On refait le même tableau que précédemment mais dans le cadre du régime dérogatoire :

Taux imposition retraite 2

Méfions des annonces marketing de Bercy et donc pour cela prenons un exemple : un de mes clients, Monsieur PICOTIN, dirigeant de 59 ans, a été contacté par un acquéreur éventuel qui lui propose de lui racheter les titres de sa société spécialisée dans le conseil en système d’informations pour 1 million d’euros. Monsieur PICOTIN avait créé sa société en 1992 et détenait 100 % du capital (d’un montant nominal de 50.000 €). Mon client me demande de lui calculer le montant de son impôt sur la plus-value.

Plus value retraite

Monsieur PICOTIN souhaite partir à la retraite à 63 ans c’est-à-dire dans 4 ans et me dit, à juste titre, que les cessions de titres réalisées entre deux ans avant et après la retraite bénéficient d’un abattement fixe de 500.000 €. Du coup, il renonce à vendre sa société pour ne pas perdre cet abattement fiscal.

Quel montant d’impôt aurait payé Monsieur Picotin si cette même transaction avait eu lieu deux ans avant son départ à la retraite ?
Plus value retraite 2

Monsieur PICOTIN a renoncé à céder son entreprise pour une économie d’impôt somme toute modique de 30.750 € eu égard au prix de vente (environ 3 % du prix de vente).
La morale de l’histoire est toujours la même : la fiscalité incitative n’est pas consubstantielle à la réalité économique. Monsieur PICOTIN va-t-il trouver dans deux ans un nouveau repreneur ? A une proposition de prix identique ? La fiscalité incitative ne doit pas gouverner nos décisions. Elle ne doit être qu’une cerise sur le gâteau.

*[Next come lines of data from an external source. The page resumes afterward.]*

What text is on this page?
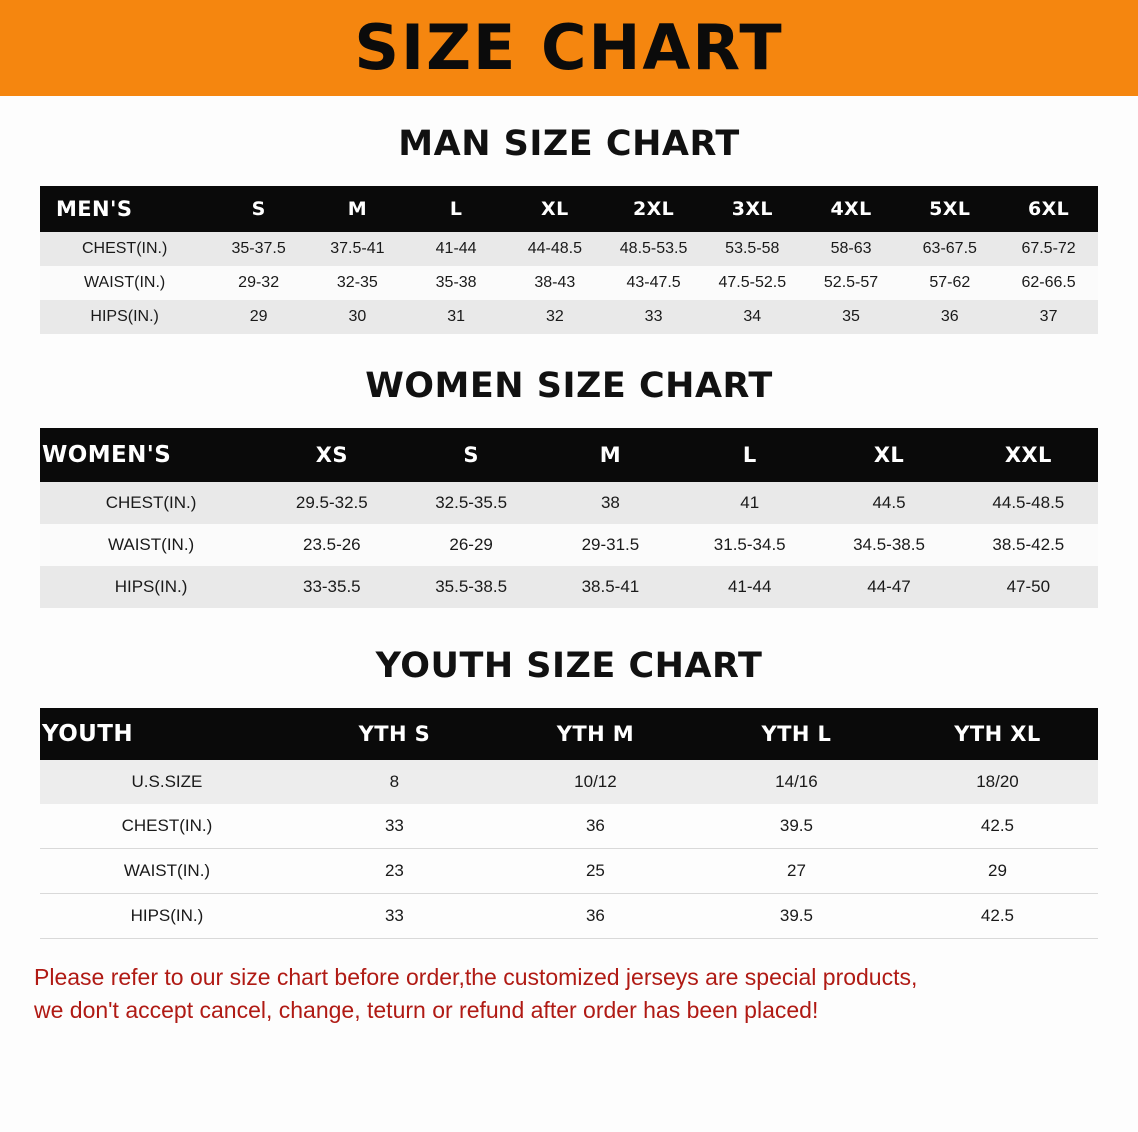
SIZE CHART
MAN SIZE CHART
MEN'S	S	M	L	XL	2XL	3XL	4XL	5XL	6XL
CHEST(IN.)	35-37.5	37.5-41	41-44	44-48.5	48.5-53.5	53.5-58	58-63	63-67.5	67.5-72
WAIST(IN.)	29-32	32-35	35-38	38-43	43-47.5	47.5-52.5	52.5-57	57-62	62-66.5
HIPS(IN.)	29	30	31	32	33	34	35	36	37
WOMEN SIZE CHART
WOMEN'S	XS	S	M	L	XL	XXL
CHEST(IN.)	29.5-32.5	32.5-35.5	38	41	44.5	44.5-48.5
WAIST(IN.)	23.5-26	26-29	29-31.5	31.5-34.5	34.5-38.5	38.5-42.5
HIPS(IN.)	33-35.5	35.5-38.5	38.5-41	41-44	44-47	47-50
YOUTH SIZE CHART
YOUTH	YTH S	YTH M	YTH L	YTH XL
U.S.SIZE	8	10/12	14/16	18/20
CHEST(IN.)	33	36	39.5	42.5
WAIST(IN.)	23	25	27	29
HIPS(IN.)	33	36	39.5	42.5
Please refer to our size chart before order,the customized jerseys are special products,
we don't accept cancel, change, teturn or refund after order has been placed!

Quelques rumeurs circulent pour dire que le délai de deux ans va être allongé au motif que la conjoncture économique actuelle n’est pas favorable à la cession de titres de sociétés, notamment de PME et que leurs dirigeants qui partent en retraite craignent de ne pouvoir opérer la cession de leurs titres dans le délai imparti pour bénéficier des dispositions fiscales ci-dessus.
Je vous rappelle la réponse ministérielle VANNSON du 30 juin 2015 : « Pour des raisons de stabilité de la norme fiscale, qui est cruciale dans le domaine économique, et parce que l’équilibre auquel a abouti la réforme de l’année dernière est juste et efficace, il n’est pas envisagé de modifier le régime actuellement en vigueur. » CQFD.

Commentaires

  • PATINIER PHILIPPE
    29 février 2016 Répondre

    Bonjour,

    je viens de consulter votre article concernant la fiscalité incitative.
    Pourriez vous m’éclairer car je ne comprends pas le tableau de comparaison entre une vente sans départ à la retraite et celui d’un départ dans les 2 ans ( avant ou après)
    en effet dans le 1er ( sans départ à la retraite) le taux d’abattement est normalement de 65 %( droit commun) et non pas 85 % !!!!
    d’avance merci de votre réponse
    Ph.PATINIER

    • Rolland NINO
      29 février 2016 Répondre

      Bonjour,

      La Loi de finances 2013 a lourdement accru la taxation des plus-values mobilières, en les soumettant au barème progressif de l’impôt sur le revenu. Mais sous certaines conditions, les plus-values sur les titres de nouvelles PME peuvent bénéficier d’un abattement majoré.
      Quel que soit le pourcentage de la participation et la nature du propriétaire (dirigeant, salarié ou simple associé), les plus-values réalisées lors de la cession de titres de nouvelles PME bénéficient d’un abattement majoré par rapport à l’abattement de droit commun :

      • 50% pour une détention entre un et moins de quatre ans
      • 65% pour une durée de détention entre quatre et moins de huit ans
      • 85% pour une durée de détention d’au moins huit ans.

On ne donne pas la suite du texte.